The amnesty short-cut is necessary because the present judicial process cannot produce justice. This is what many red-shirt supporters feel strongly about. While many of them are still behind bars, those who have been released on bail are still having to struggle with protracted lawsuits.

It should be noted that none of the amnesty proposals dare cover those charged with lese majeste offences.

If the amnesty bill debates focus on help for grassroots supporters, not the elites of various political factions, this would help pacify the sense of injustice among many red shirts whose animosity and distrust toward the government and the ruling classes are growing fast.

With less resentment and no more political ploys to exacerbate the political divide, reconciliation is possible.

If the Democrats think they can foil the amnesty effort by walking out of parliament, hoping for a House dissolution or military intervention, they need to think again.
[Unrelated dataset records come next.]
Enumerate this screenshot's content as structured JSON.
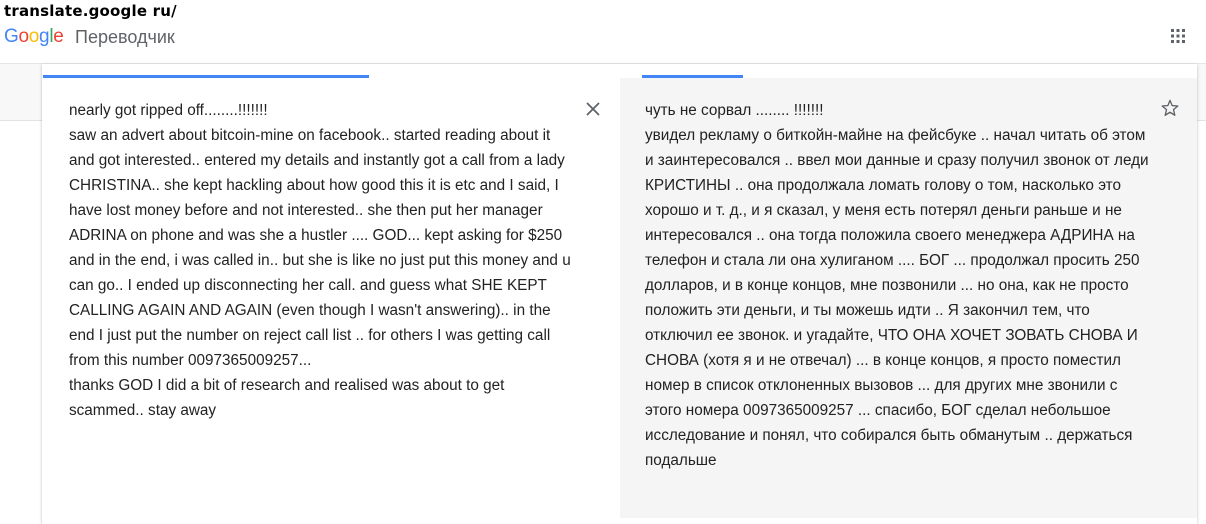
{
  "caption": "translate.google ru/",
  "header": {
    "logo_letters": [
      {
        "ch": "G",
        "color": "#4285f4"
      },
      {
        "ch": "o",
        "color": "#ea4335"
      },
      {
        "ch": "o",
        "color": "#fbbc05"
      },
      {
        "ch": "g",
        "color": "#4285f4"
      },
      {
        "ch": "l",
        "color": "#34a853"
      },
      {
        "ch": "e",
        "color": "#ea4335"
      }
    ],
    "product_name": "Переводчик",
    "apps_icon": "apps-grid-icon"
  },
  "tabs": {
    "accent_color": "#4285f4"
  },
  "source": {
    "text": "nearly got ripped off........!!!!!!!\nsaw an advert about bitcoin-mine on facebook.. started reading about it and got interested.. entered my details and instantly got a call from a lady CHRISTINA.. she kept hackling about how good this it is etc and I said, I have lost money before and not interested.. she then put her manager ADRINA on phone and was she a hustler .... GOD... kept asking for $250 and in the end, i was called in.. but she is like no just put this money and u can go.. I ended up disconnecting her call. and guess what SHE KEPT CALLING AGAIN AND AGAIN (even though I wasn't answering).. in the end I just put the number on reject call list .. for others I was getting call from this number 0097365009257...\nthanks GOD I did a bit of research and realised was about to get scammed.. stay away",
    "clear_icon": "close-icon"
  },
  "target": {
    "text": "чуть не сорвал ........ !!!!!!!\nувидел рекламу о биткойн-майне на фейсбуке .. начал читать об этом и заинтересовался .. ввел мои данные и сразу получил звонок от леди КРИСТИНЫ .. она продолжала ломать голову о том, насколько это хорошо и т. д., и я сказал, у меня есть потерял деньги раньше и не интересовался .. она тогда положила своего менеджера АДРИНА на телефон и стала ли она хулиганом .... БОГ ... продолжал просить 250 долларов, и в конце концов, мне позвонили ... но она, как не просто положить эти деньги, и ты можешь идти .. Я закончил тем, что отключил ее звонок. и угадайте, ЧТО ОНА ХОЧЕТ ЗОВАТЬ СНОВА И СНОВА (хотя я и не отвечал) ... в конце концов, я просто поместил номер в список отклоненных вызовов ... для других мне звонили с этого номера 0097365009257 ... спасибо, БОГ сделал небольшое исследование и понял, что собирался быть обманутым .. держаться подальше",
    "star_icon": "star-icon"
  }
}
Without the Democrats, parliament is still able to proceed, since there remains a quorum _ at least with the Bhumjaithai-Matubhum parties _ to constitute a legally-functioning parliament.

The calls for military intervention from anti-government groups have been met with public disapproval. Some might resort to violence.

But if the government keeps a cool head, violence can be averted.

But there are loose canons in the red-shirt movement, too. The movement leaders now lack unity and are competing against one another for ultimate recognition from their leader-in-exile. The last thing they should do is to mobilise their rural supporters to confront the anti-government protesters. That is a recipe for disaster.


Achara Ashayagachat is Senior News Reporter, Bangkok Post.

Achara Ashayagachat

Senior reporter on socio-political issues

Bangkok Post's senior reporter on socio-political issues.